Elevated Toxoplasma gondii titers have been demonstrated in some patients with Mucha-Habermann disease. Despite an absence of clinical infection in case reports and series, more than 80% of primary Toxoplasma infections are asymptomatic, and toxoplasmosis cannot necessarily be dismissed as a causative agent. Note the following:

  • In 1969, Andreev et al were the first to suggest a link between toxoplasmosis and a recurrent PLEVA-like skin eruption in a patient with positive Toxoplasma serologies. [8] Cutaneous lesions reportedly responded favorably to pyrimethamine.

  • In 1972, Zlatkov and Andreev reported 11 patients with PLC and found that test results were positive for toxoplasmosis in 6 patients (55%) using complement-fixations test, intradermal test with toxoplasmin, and Sabin-Feldman dye test. [9] Patients in whom test results were seropositive responded favorably to pyrimethamine, while no improvement was noted in the cutaneous lesions of 3 patients in whom results were seronegative.

  • In 1987, Rongioletti et al described a patient who presented with acute onset of cutaneous lesions and histopathologic findings consistent with PLEVA. [10] Serologic examination demonstrated enzyme-linked immunosorbent assay positivity for IgG and immunoglobulin M (IgM) and weak positive indirect fluorescence test results for IgM (1:16). Giemsa stain on the biopsy specimen failed to demonstrate Toxoplasma cysts. Spiramycin treatment was initiated, and lesions subsided over a few weeks. Convalescent serologies failed to demonstrate IgM 2 months later, although the authors still concluded that Toxoplasma species may have caused the cutaneous eruption.

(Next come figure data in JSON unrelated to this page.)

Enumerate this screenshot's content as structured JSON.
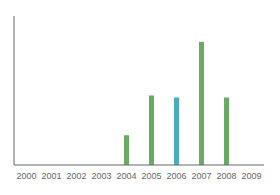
{
  "chart_data": {
    "type": "bar",
    "categories": [
      "2000",
      "2001",
      "2002",
      "2003",
      "2004",
      "2005",
      "2006",
      "2007",
      "2008",
      "2009"
    ],
    "values": [
      0,
      0,
      0,
      0,
      1.5,
      3.5,
      3.4,
      6.2,
      3.4,
      0
    ],
    "colors": [
      "#6aaa64",
      "#6aaa64",
      "#6aaa64",
      "#6aaa64",
      "#6aaa64",
      "#6aaa64",
      "#4aadbb",
      "#6aaa64",
      "#6aaa64",
      "#6aaa64"
    ],
    "ylim": [
      0,
      7.5
    ],
    "grid": false,
    "tick_labels": "x"
  }
}
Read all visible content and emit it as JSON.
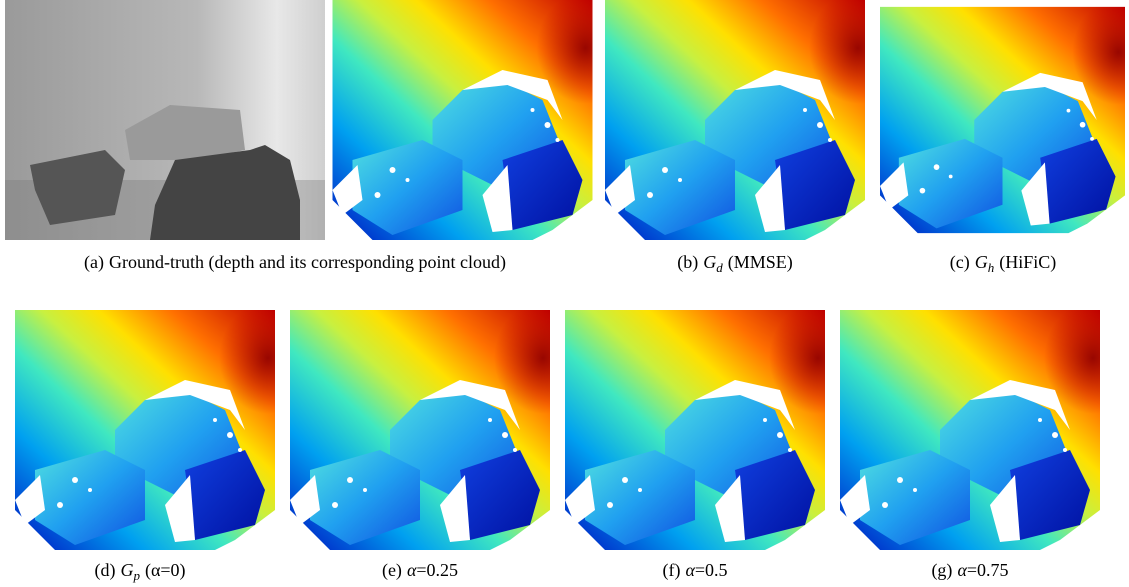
{
  "figure": {
    "captions": [
      {
        "label": "(a)",
        "text": "Ground-truth (depth and its corresponding point cloud)"
      },
      {
        "label": "(b)",
        "symbol": "G",
        "sub": "d",
        "text": "(MMSE)"
      },
      {
        "label": "(c)",
        "symbol": "G",
        "sub": "h",
        "text": "(HiFiC)"
      },
      {
        "label": "(d)",
        "symbol": "G",
        "sub": "p",
        "text": "(α=0)"
      },
      {
        "label": "(e)",
        "symbol": "α",
        "text": "=0.25"
      },
      {
        "label": "(f)",
        "symbol": "α",
        "text": "=0.5"
      },
      {
        "label": "(g)",
        "symbol": "α",
        "text": "=0.75"
      }
    ]
  }
}
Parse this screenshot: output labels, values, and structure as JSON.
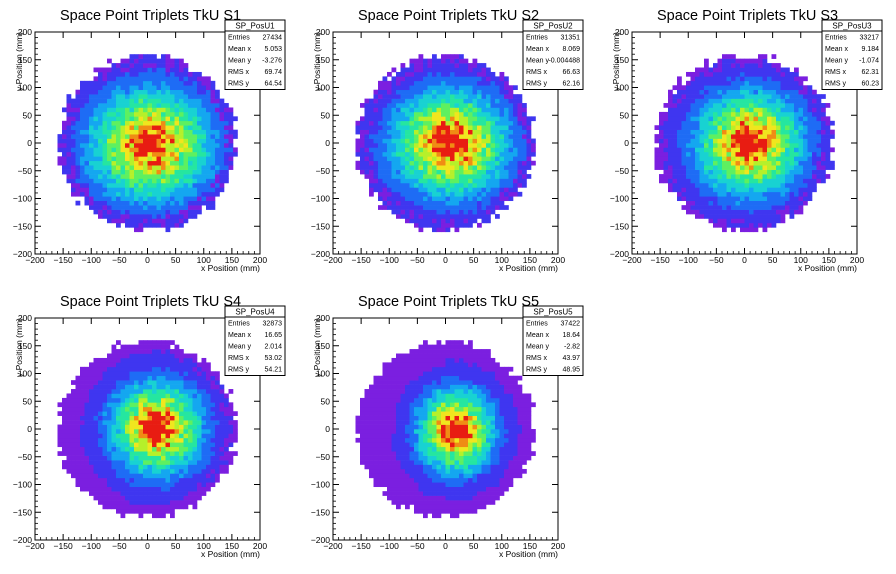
{
  "chart_data": [
    {
      "type": "heatmap",
      "title": "Space Point Triplets TkU S1",
      "xlabel": "x Position (mm)",
      "ylabel": "y Position (mm)",
      "xlim": [
        -200,
        200
      ],
      "ylim": [
        -200,
        200
      ],
      "xticks": [
        "−200",
        "−150",
        "−100",
        "−50",
        "0",
        "50",
        "100",
        "150",
        "200"
      ],
      "yticks": [
        "200",
        "150",
        "100",
        "50",
        "0",
        "−50",
        "−100",
        "−150",
        "−200"
      ],
      "stats": {
        "name": "SP_PosU1",
        "rows": [
          {
            "label": "Entries",
            "value": "27434"
          },
          {
            "label": "Mean x",
            "value": "5.053"
          },
          {
            "label": "Mean y",
            "value": "-3.276"
          },
          {
            "label": "RMS x",
            "value": "69.74"
          },
          {
            "label": "RMS y",
            "value": "64.54"
          }
        ]
      },
      "radius_mm": 160,
      "center_mm": [
        5,
        -3
      ],
      "spread_mm": [
        70,
        65
      ],
      "hot_mm": [
        0,
        0
      ]
    },
    {
      "type": "heatmap",
      "title": "Space Point Triplets TkU S2",
      "xlabel": "x Position (mm)",
      "ylabel": "y Position (mm)",
      "xlim": [
        -200,
        200
      ],
      "ylim": [
        -200,
        200
      ],
      "xticks": [
        "−200",
        "−150",
        "−100",
        "−50",
        "0",
        "50",
        "100",
        "150",
        "200"
      ],
      "yticks": [
        "200",
        "150",
        "100",
        "50",
        "0",
        "−50",
        "−100",
        "−150",
        "−200"
      ],
      "stats": {
        "name": "SP_PosU2",
        "rows": [
          {
            "label": "Entries",
            "value": "31351"
          },
          {
            "label": "Mean x",
            "value": "8.069"
          },
          {
            "label": "Mean y",
            "value": "-0.004488"
          },
          {
            "label": "RMS x",
            "value": "66.63"
          },
          {
            "label": "RMS y",
            "value": "62.16"
          }
        ]
      },
      "radius_mm": 160,
      "center_mm": [
        8,
        0
      ],
      "spread_mm": [
        67,
        62
      ],
      "hot_mm": [
        5,
        5
      ]
    },
    {
      "type": "heatmap",
      "title": "Space Point Triplets TkU S3",
      "xlabel": "x Position (mm)",
      "ylabel": "y Position (mm)",
      "xlim": [
        -200,
        200
      ],
      "ylim": [
        -200,
        200
      ],
      "xticks": [
        "−200",
        "−150",
        "−100",
        "−50",
        "0",
        "50",
        "100",
        "150",
        "200"
      ],
      "yticks": [
        "200",
        "150",
        "100",
        "50",
        "0",
        "−50",
        "−100",
        "−150",
        "−200"
      ],
      "stats": {
        "name": "SP_PosU3",
        "rows": [
          {
            "label": "Entries",
            "value": "33217"
          },
          {
            "label": "Mean x",
            "value": "9.184"
          },
          {
            "label": "Mean y",
            "value": "-1.074"
          },
          {
            "label": "RMS x",
            "value": "62.31"
          },
          {
            "label": "RMS y",
            "value": "60.23"
          }
        ]
      },
      "radius_mm": 160,
      "center_mm": [
        9,
        -1
      ],
      "spread_mm": [
        62,
        60
      ],
      "hot_mm": [
        5,
        0
      ]
    },
    {
      "type": "heatmap",
      "title": "Space Point Triplets TkU S4",
      "xlabel": "x Position (mm)",
      "ylabel": "y Position (mm)",
      "xlim": [
        -200,
        200
      ],
      "ylim": [
        -200,
        200
      ],
      "xticks": [
        "−200",
        "−150",
        "−100",
        "−50",
        "0",
        "50",
        "100",
        "150",
        "200"
      ],
      "yticks": [
        "200",
        "150",
        "100",
        "50",
        "0",
        "−50",
        "−100",
        "−150",
        "−200"
      ],
      "stats": {
        "name": "SP_PosU4",
        "rows": [
          {
            "label": "Entries",
            "value": "32873"
          },
          {
            "label": "Mean x",
            "value": "16.65"
          },
          {
            "label": "Mean y",
            "value": "2.014"
          },
          {
            "label": "RMS x",
            "value": "53.02"
          },
          {
            "label": "RMS y",
            "value": "54.21"
          }
        ]
      },
      "radius_mm": 160,
      "center_mm": [
        17,
        2
      ],
      "spread_mm": [
        53,
        54
      ],
      "hot_mm": [
        15,
        5
      ]
    },
    {
      "type": "heatmap",
      "title": "Space Point Triplets TkU S5",
      "xlabel": "x Position (mm)",
      "ylabel": "y Position (mm)",
      "xlim": [
        -200,
        200
      ],
      "ylim": [
        -200,
        200
      ],
      "xticks": [
        "−200",
        "−150",
        "−100",
        "−50",
        "0",
        "50",
        "100",
        "150",
        "200"
      ],
      "yticks": [
        "200",
        "150",
        "100",
        "50",
        "0",
        "−50",
        "−100",
        "−150",
        "−200"
      ],
      "stats": {
        "name": "SP_PosU5",
        "rows": [
          {
            "label": "Entries",
            "value": "37422"
          },
          {
            "label": "Mean x",
            "value": "18.64"
          },
          {
            "label": "Mean y",
            "value": "-2.82"
          },
          {
            "label": "RMS x",
            "value": "43.97"
          },
          {
            "label": "RMS y",
            "value": "48.95"
          }
        ]
      },
      "radius_mm": 160,
      "center_mm": [
        19,
        -3
      ],
      "spread_mm": [
        44,
        49
      ],
      "hot_mm": [
        20,
        0
      ]
    }
  ],
  "colors": {
    "palette": [
      "#7b1fe0",
      "#3f36f0",
      "#1e6cf5",
      "#14a7f0",
      "#18d2d2",
      "#25e6a0",
      "#5ef060",
      "#b6f02a",
      "#f0e61e",
      "#f08c14",
      "#e81c12"
    ]
  }
}
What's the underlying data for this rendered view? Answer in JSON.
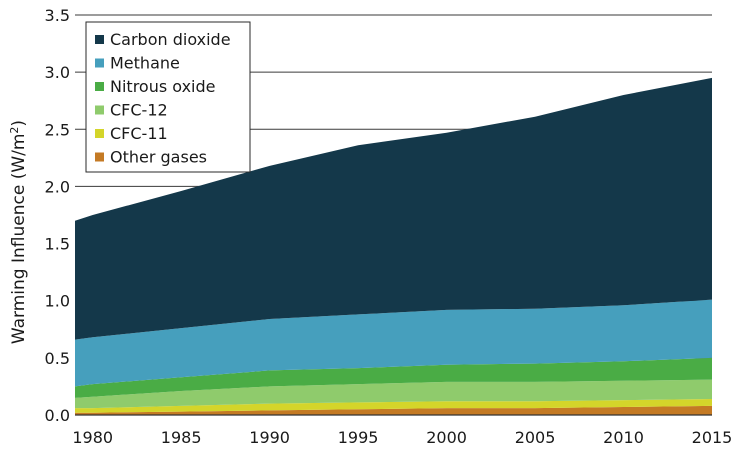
{
  "chart_data": {
    "type": "area",
    "stacked": true,
    "ylabel": "Warming Influence (W/m²)",
    "ylabel_main": "Warming Influence (W/m",
    "ylabel_sup": "2",
    "ylabel_close": ")",
    "xlabel": "",
    "title": "",
    "xlim": [
      1979,
      2015
    ],
    "ylim": [
      0,
      3.5
    ],
    "x_ticks": [
      1980,
      1985,
      1990,
      1995,
      2000,
      2005,
      2010,
      2015
    ],
    "y_ticks": [
      "0.0",
      "0.5",
      "1.0",
      "1.5",
      "2.0",
      "2.5",
      "3.0",
      "3.5"
    ],
    "grid": "horizontal",
    "legend_position": "top-left",
    "x": [
      1979,
      1980,
      1985,
      1990,
      1995,
      2000,
      2005,
      2010,
      2015
    ],
    "series": [
      {
        "name": "Other gases",
        "color": "#c47a24",
        "values": [
          0.02,
          0.02,
          0.03,
          0.04,
          0.05,
          0.06,
          0.06,
          0.07,
          0.08
        ]
      },
      {
        "name": "CFC-11",
        "color": "#d4d52a",
        "values": [
          0.04,
          0.04,
          0.05,
          0.06,
          0.06,
          0.06,
          0.06,
          0.06,
          0.06
        ]
      },
      {
        "name": "CFC-12",
        "color": "#8fcb6c",
        "values": [
          0.09,
          0.1,
          0.13,
          0.15,
          0.16,
          0.17,
          0.17,
          0.17,
          0.17
        ]
      },
      {
        "name": "Nitrous oxide",
        "color": "#4aac45",
        "values": [
          0.1,
          0.11,
          0.12,
          0.14,
          0.14,
          0.15,
          0.16,
          0.17,
          0.19
        ]
      },
      {
        "name": "Methane",
        "color": "#469fbd",
        "values": [
          0.41,
          0.41,
          0.43,
          0.45,
          0.47,
          0.48,
          0.48,
          0.49,
          0.51
        ]
      },
      {
        "name": "Carbon dioxide",
        "color": "#14384a",
        "values": [
          1.04,
          1.07,
          1.2,
          1.34,
          1.48,
          1.55,
          1.68,
          1.84,
          1.94
        ]
      }
    ],
    "legend_order": [
      "Carbon dioxide",
      "Methane",
      "Nitrous oxide",
      "CFC-12",
      "CFC-11",
      "Other gases"
    ]
  }
}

  • In 1997, Nassef and Hammam reported 22 patients diagnosed clinically and histopathologically with PLC and 20 healthy control subjects. [11] Clinical examination for signs of toxoplasmosis only revealed axillary lymphadenopathy in 2 patients. Eight patients with PLC (36%) had a positive serodiagnosis by indirect hemagglutination versus 10% in the control group, and this difference was statistically significant. Using indirect immunofluorescence antibody tests, the difference was 36% versus 15%, respectively, but the difference was not statistically significant. All 22 patients with PLC were treated with pyrimethamine and trisulfapyrimidine, and lesions in 5 of 8 patients with seropositive results cleared completely within 2 months. None of the patients with seronegative results responded to treatment.